Ces sources sont aussi diverses que peut laisser entendre leur énumération. Certaines sont uniquement textuelles, d’autres associent mots et images, d’autres enfin sont illustrées mais dépourvues de tout commentaire écrit, que ce soit parce qu’elles sont incomplètes (comme le Gladiatoria de Wölfenbüttel), ou parce que ce ne semble pas avoir été jugé nécessaire (comme le manuscrit MS CL23842 de Cluny). D’autres enfin sont lacunaires (BnF ms. fr. 1996 : les illustrations manquent), ont été réarrangés (BnF ms. lat. 11269, ou Royal Armouries Ms. I.33 par exemple). Le Ms_Best 7020 de Cologne a probablement été perdu dans l’effondrement du bâtiment qui l’hébergeait en 2009.

Certaines ont également des points communs, peuvent être rapprochées : les produits du même auteur par exemple sont à même de livrer des informations parmi les plus pertinentes ; on distingue ainsi chez Talhoffer une réelle évolution de son exposé, contenant comme contenu.
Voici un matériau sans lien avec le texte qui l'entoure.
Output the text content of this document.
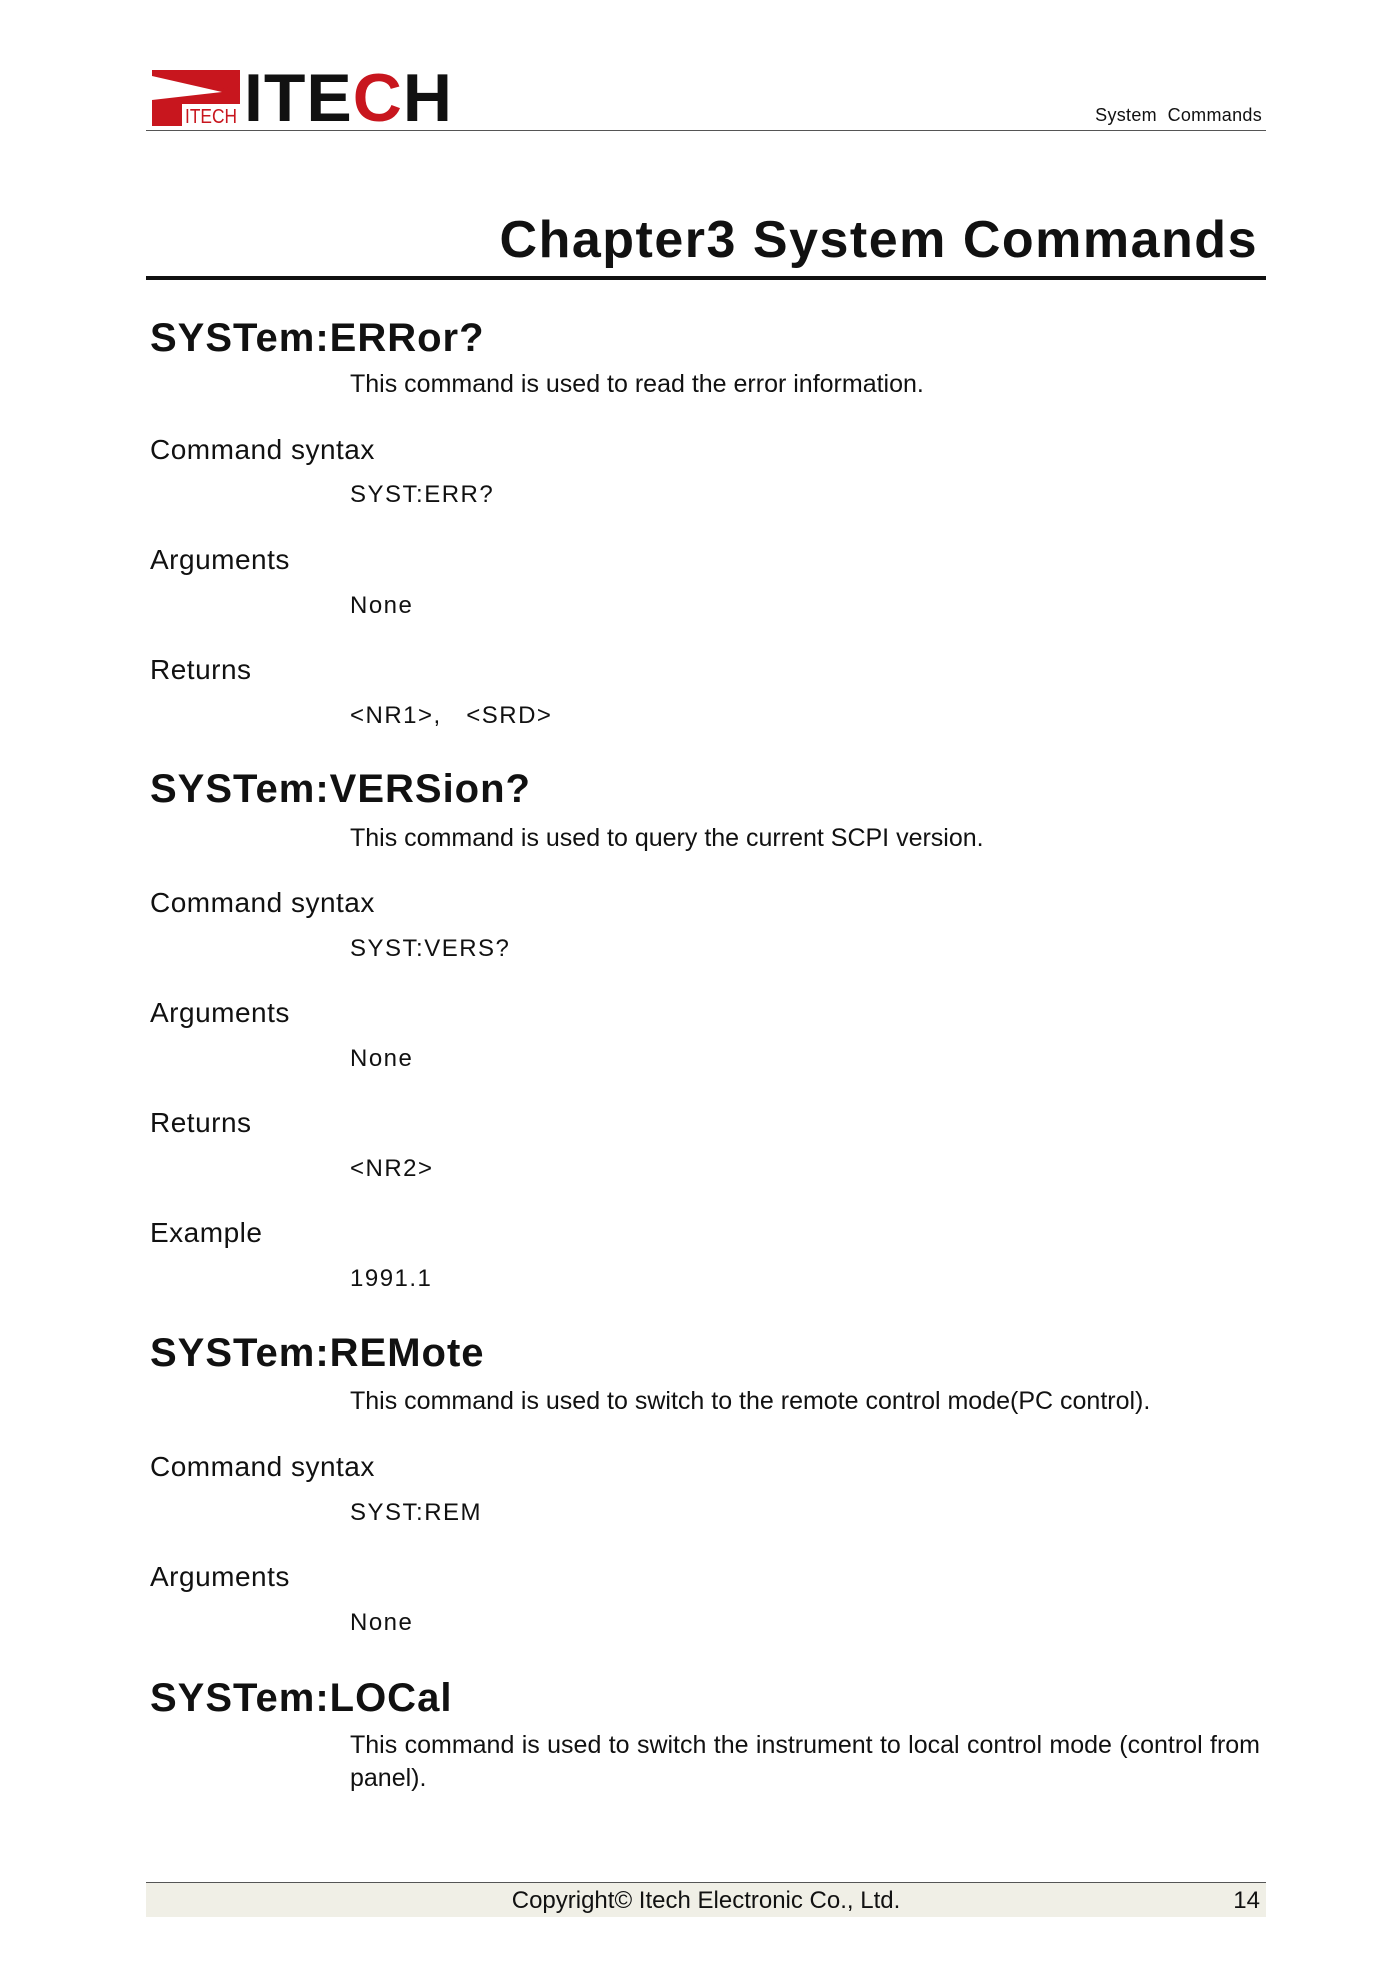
ITECH ITECH	System  Commands
Chapter3 System Commands
SYSTem:ERRor?

This command is used to read the error information.

Command syntax

SYST:ERR?

Arguments

None

Returns

<NR1>,   <SRD>

SYSTem:VERSion?

This command is used to query the current SCPI version.

Command syntax

SYST:VERS?

Arguments

None

Returns

<NR2>

Example

1991.1

SYSTem:REMote

This command is used to switch to the remote control mode(PC control).

Command syntax

SYST:REM

Arguments

None

SYSTem:LOCal

This command is used to switch the instrument to local control mode (control from panel).

Copyright© Itech Electronic Co., Ltd.	14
Les sources peuvent, et doivent, être regroupées selon les éléments qui les composent, : ainsi les glossateurs de Johannes Liechtenauer peuvent-ils être considérés avec leurs similitudes comme leurs différences comme appartenant à un même courant. De même, les parallèles entre diverses sources ont mis en évidence l’existence de liens certains entre elles, et suggéré la possibilité de choses encore à découvrir.

Face à leur diversité comme à leurs ressemblances, la manière de considérer chacune de ces sources doit donc être spécifique à leurs formes et éventuellement à leur histoire. Les images seules n’amèneront pas les mêmes questions que les textes illustrés. La connaissance, si possible, du contexte d’origine et de destination de ces documents est également un facteur pouvant influer sur l’interprétation et la considération du contenu. La mise en relation d’une source par rapport à l’autre peut également contribuer à éclairer ou compléter la compréhension de celles-ci.

Ces mécanismes nécessitent naturellement une approche pluridisciplinaire, et un travail complexe et de longue haleine. Une phase intellectuelle préalable d’analyse et de conceptualisation, d’abstraction de l’information perçue est alors nécessaire, avant toute autre chose. La prise en compte de tous les indices amenés par le support (texte, images, etc..) est indispensable. Cette phase peut être enrichie par la comparaison ou le travail simultané avec des éléments similaires issues du même document ou de documents proches par la destination, la circonstance, l’équipement. Le risque au moment de cette réflexion est d’y voir intervenir des phénomènes perturbants liés au statut particulier d’observateur et d’outil de travail : par exemple, de vouloir voir ou comprendre quelque chose qu’on souhaite, consciemment ou non, trouver dans la pièce considérée, et qui peut par exemple être issue d’une autre pratique martiale actuelle.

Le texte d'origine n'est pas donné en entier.